For lower precision mass analyzers, all those parameters should be increased,
for example MSI acquired with a rapifleX we suggest that the user introduce the following settings -st 0.03,
-tl 0.8 and -lm 0.08.
Care should be taken for lower-resolution instruments as they were not the subject of this paper.
However, to give an idea of the possible range of values for the arguments, we suggest that the user introduce the following settings -st 0.03,
-tl 0.8 and -lm 0.08 for rapifleX data which can be considered as the upper limit of the algorithm.

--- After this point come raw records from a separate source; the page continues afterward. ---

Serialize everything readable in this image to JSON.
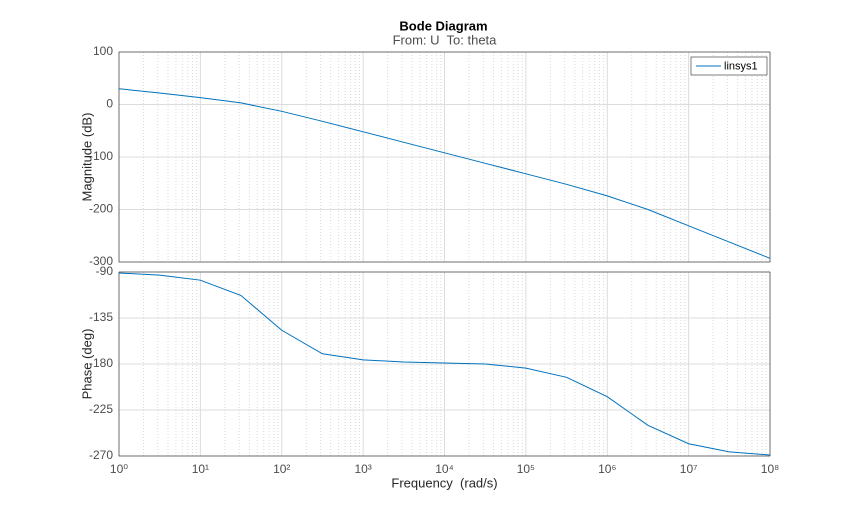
{
  "chart_data": [
    {
      "type": "line",
      "title": "Bode Diagram",
      "subtitle": "From: U  To: theta",
      "ylabel": "Magnitude (dB)",
      "x": [
        1,
        3.16,
        10,
        31.6,
        100,
        316,
        1000,
        3162,
        10000,
        31623,
        100000,
        316228,
        1000000,
        3162278,
        10000000,
        31622777,
        100000000
      ],
      "series": [
        {
          "name": "linsys1",
          "color": "#0072bd",
          "values": [
            30,
            22,
            13,
            3,
            -13,
            -32,
            -52,
            -72,
            -92,
            -112,
            -132,
            -152,
            -174,
            -200,
            -231,
            -262,
            -293
          ]
        }
      ],
      "xlim": [
        1,
        100000000
      ],
      "xlog": true,
      "ylim": [
        -300,
        100
      ],
      "yticks": [
        -300,
        -200,
        -100,
        0,
        100
      ],
      "grid": true,
      "minor_grid": true,
      "legend": "top-right"
    },
    {
      "type": "line",
      "ylabel": "Phase (deg)",
      "xlabel": "Frequency  (rad/s)",
      "x": [
        1,
        3.16,
        10,
        31.6,
        100,
        316,
        1000,
        3162,
        10000,
        31623,
        100000,
        316228,
        1000000,
        3162278,
        10000000,
        31622777,
        100000000
      ],
      "series": [
        {
          "color": "#0072bd",
          "values": [
            -91,
            -93,
            -98,
            -113,
            -147,
            -170,
            -176,
            -178,
            -179,
            -180,
            -184,
            -193,
            -212,
            -240,
            -258,
            -266,
            -269
          ]
        }
      ],
      "xlim": [
        1,
        100000000
      ],
      "xlog": true,
      "xticks": [
        {
          "value": 1,
          "label": "10⁰"
        },
        {
          "value": 10,
          "label": "10¹"
        },
        {
          "value": 100,
          "label": "10²"
        },
        {
          "value": 1000,
          "label": "10³"
        },
        {
          "value": 10000,
          "label": "10⁴"
        },
        {
          "value": 100000,
          "label": "10⁵"
        },
        {
          "value": 1000000,
          "label": "10⁶"
        },
        {
          "value": 10000000,
          "label": "10⁷"
        },
        {
          "value": 100000000,
          "label": "10⁸"
        }
      ],
      "ylim": [
        -270,
        -90
      ],
      "yticks": [
        -270,
        -225,
        -180,
        -135,
        -90
      ],
      "grid": true,
      "minor_grid": true
    }
  ]
}
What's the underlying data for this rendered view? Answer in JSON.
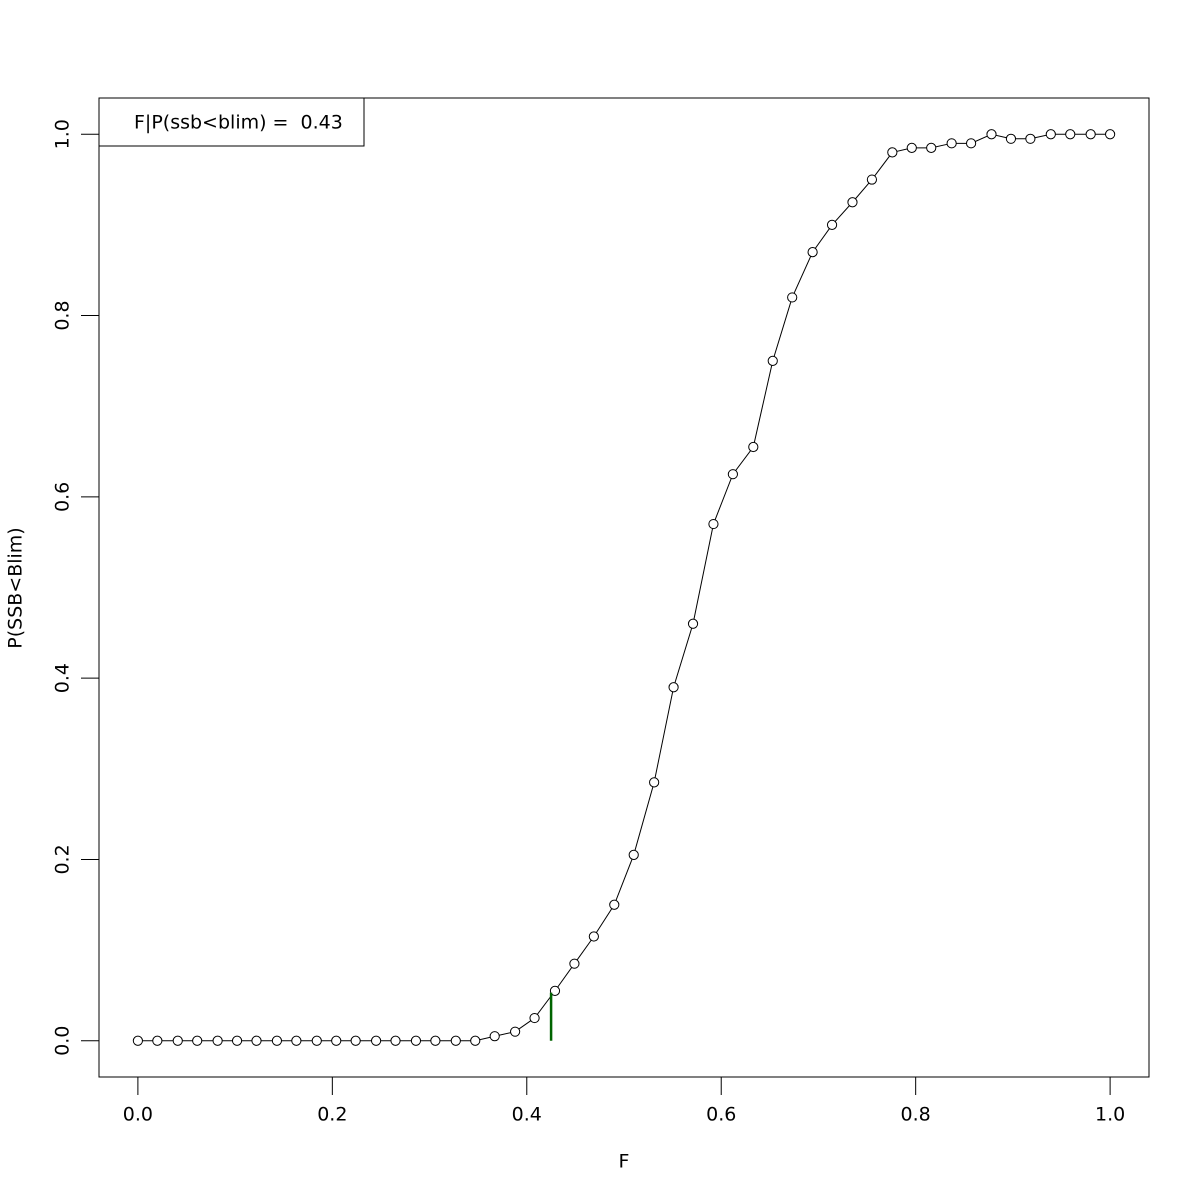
{
  "chart_data": {
    "type": "line",
    "x_label": "F",
    "y_label": "P(SSB<Blim)",
    "legend_text": "F|P(ssb<blim) =  0.43",
    "legend_position": "top-left",
    "x": [
      0,
      0.02,
      0.041,
      0.061,
      0.082,
      0.102,
      0.122,
      0.143,
      0.163,
      0.184,
      0.204,
      0.224,
      0.245,
      0.265,
      0.286,
      0.306,
      0.327,
      0.347,
      0.367,
      0.388,
      0.408,
      0.429,
      0.449,
      0.469,
      0.49,
      0.51,
      0.531,
      0.551,
      0.571,
      0.592,
      0.612,
      0.633,
      0.653,
      0.673,
      0.694,
      0.714,
      0.735,
      0.755,
      0.776,
      0.796,
      0.816,
      0.837,
      0.857,
      0.878,
      0.898,
      0.918,
      0.939,
      0.959,
      0.98,
      1.0
    ],
    "series": [
      {
        "name": "P(SSB<Blim)",
        "color": "#000000",
        "values": [
          0,
          0,
          0,
          0,
          0,
          0,
          0,
          0,
          0,
          0,
          0,
          0,
          0,
          0,
          0,
          0,
          0,
          0,
          0.005,
          0.01,
          0.025,
          0.055,
          0.085,
          0.115,
          0.15,
          0.205,
          0.285,
          0.39,
          0.46,
          0.57,
          0.625,
          0.655,
          0.75,
          0.82,
          0.87,
          0.9,
          0.925,
          0.95,
          0.98,
          0.985,
          0.985,
          0.99,
          0.99,
          1.0,
          0.995,
          0.995,
          1.0,
          1.0,
          1.0,
          1.0
        ]
      }
    ],
    "marker": {
      "x": 0.425,
      "y": 0.053,
      "color": "#006400"
    },
    "xlim": [
      -0.04,
      1.04
    ],
    "ylim": [
      -0.04,
      1.04
    ],
    "xticks": [
      {
        "value": 0,
        "label": "0.0"
      },
      0.2,
      0.4,
      0.6,
      0.8,
      {
        "value": 1,
        "label": "1.0"
      }
    ],
    "yticks": [
      {
        "value": 0,
        "label": "0.0"
      },
      0.2,
      0.4,
      0.6,
      0.8,
      {
        "value": 1,
        "label": "1.0"
      }
    ]
  }
}
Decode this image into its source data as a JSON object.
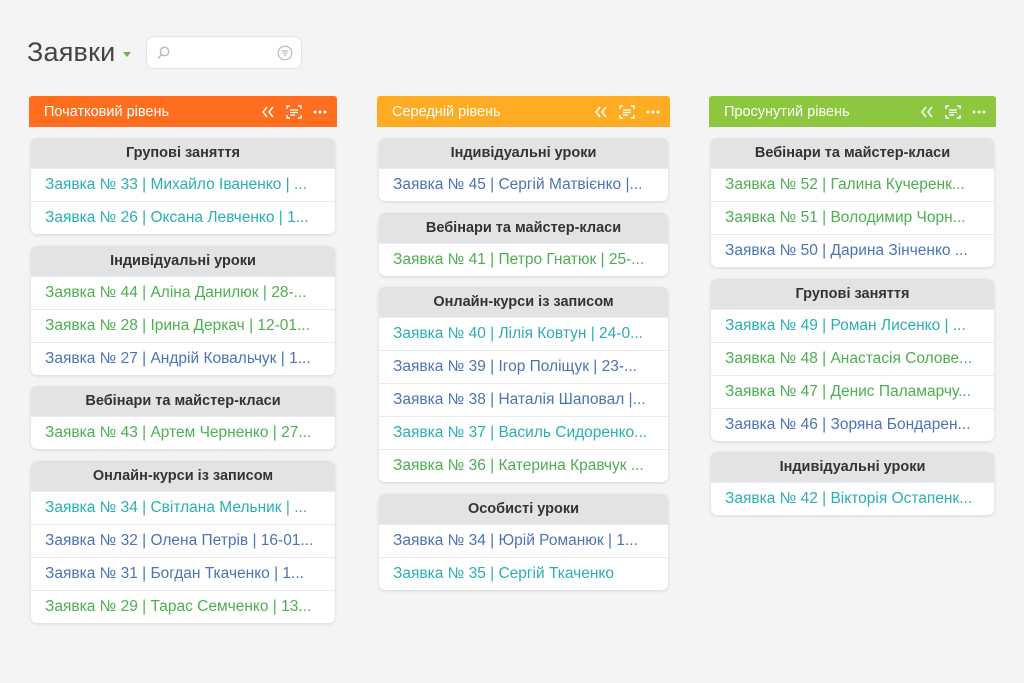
{
  "page": {
    "title": "Заявки",
    "search_placeholder": ""
  },
  "colors": {
    "teal": "#2aaeb5",
    "green": "#4caf50",
    "blue": "#4a74b5"
  },
  "columns": [
    {
      "title": "Початковий рівень",
      "color": "#ff6d1e",
      "groups": [
        {
          "title": "Групові заняття",
          "cards": [
            {
              "text": "Заявка № 33 | Михайло Іваненко | ...",
              "color": "teal"
            },
            {
              "text": "Заявка № 26 | Оксана Левченко | 1...",
              "color": "teal"
            }
          ]
        },
        {
          "title": "Індивідуальні уроки",
          "cards": [
            {
              "text": "Заявка № 44 | Аліна Данилюк | 28-...",
              "color": "green"
            },
            {
              "text": "Заявка № 28 | Ірина Деркач | 12-01...",
              "color": "green"
            },
            {
              "text": "Заявка № 27 | Андрій Ковальчук | 1...",
              "color": "blue"
            }
          ]
        },
        {
          "title": "Вебінари та майстер-класи",
          "cards": [
            {
              "text": "Заявка № 43 | Артем Черненко | 27...",
              "color": "green"
            }
          ]
        },
        {
          "title": "Онлайн-курси із записом",
          "cards": [
            {
              "text": "Заявка № 34 | Світлана Мельник | ...",
              "color": "teal"
            },
            {
              "text": "Заявка № 32 | Олена Петрів | 16-01...",
              "color": "blue"
            },
            {
              "text": "Заявка № 31 | Богдан Ткаченко | 1...",
              "color": "blue"
            },
            {
              "text": "Заявка № 29 | Тарас Семченко | 13...",
              "color": "green"
            }
          ]
        }
      ]
    },
    {
      "title": "Середній рівень",
      "color": "#ffac24",
      "groups": [
        {
          "title": "Індивідуальні уроки",
          "cards": [
            {
              "text": "Заявка № 45 | Сергій Матвієнко |...",
              "color": "blue"
            }
          ]
        },
        {
          "title": "Вебінари та майстер-класи",
          "cards": [
            {
              "text": "Заявка № 41 | Петро Гнатюк | 25-...",
              "color": "green"
            }
          ]
        },
        {
          "title": "Онлайн-курси із записом",
          "cards": [
            {
              "text": "Заявка № 40 | Лілія Ковтун | 24-0...",
              "color": "teal"
            },
            {
              "text": "Заявка № 39 | Ігор Поліщук | 23-...",
              "color": "blue"
            },
            {
              "text": "Заявка № 38 | Наталія Шаповал |...",
              "color": "blue"
            },
            {
              "text": "Заявка № 37 | Василь Сидоренко...",
              "color": "teal"
            },
            {
              "text": "Заявка № 36 | Катерина Кравчук ...",
              "color": "green"
            }
          ]
        },
        {
          "title": "Особисті уроки",
          "cards": [
            {
              "text": "Заявка № 34 | Юрій Романюк | 1...",
              "color": "blue"
            },
            {
              "text": "Заявка № 35 | Сергій Ткаченко",
              "color": "teal"
            }
          ]
        }
      ]
    },
    {
      "title": "Просунутий рівень",
      "color": "#8dc63f",
      "groups": [
        {
          "title": "Вебінари та майстер-класи",
          "cards": [
            {
              "text": "Заявка № 52 | Галина Кучеренк...",
              "color": "green"
            },
            {
              "text": "Заявка № 51 | Володимир Чорн...",
              "color": "green"
            },
            {
              "text": "Заявка № 50 | Дарина Зінченко ...",
              "color": "blue"
            }
          ]
        },
        {
          "title": "Групові заняття",
          "cards": [
            {
              "text": "Заявка № 49 | Роман Лисенко | ...",
              "color": "teal"
            },
            {
              "text": "Заявка № 48 | Анастасія Солове...",
              "color": "green"
            },
            {
              "text": "Заявка № 47 | Денис Паламарчу...",
              "color": "green"
            },
            {
              "text": "Заявка № 46 | Зоряна Бондарен...",
              "color": "blue"
            }
          ]
        },
        {
          "title": "Індивідуальні уроки",
          "cards": [
            {
              "text": "Заявка № 42 | Вікторія Остапенк...",
              "color": "teal"
            }
          ]
        }
      ]
    }
  ]
}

Please cite our publication by using the following bibtex entry:
@article{doi:10.1021/acs.analchem.0c05071,
author = {La Rocca, Raphaël and Kune, Christopher and Tiquet, Mathieu and Stuart, Lachlan and Eppe, Gauthier and Alexandrov, Theodore and De Pauw, Edwin and Quinton, Loïc},
title = {Adaptive Pixel Mass Recalibration for Mass Spectrometry Imaging Based on Locally Endogenous Biological Signals},
journal = {Analytical Chemistry},
volume = {93},
number = {8},
pages = {4066-4074},
year = {2021},
doi = {10.1021/acs.analchem.0c05071},
note ={PMID: 33583182},
URL = {
https://doi.org/10.1021/acs.analchem.0c05071
},
eprint = {
https://doi.org/10.1021/acs.analchem.0c05071
}
}Apache v2.0 See the LICENSE file for details.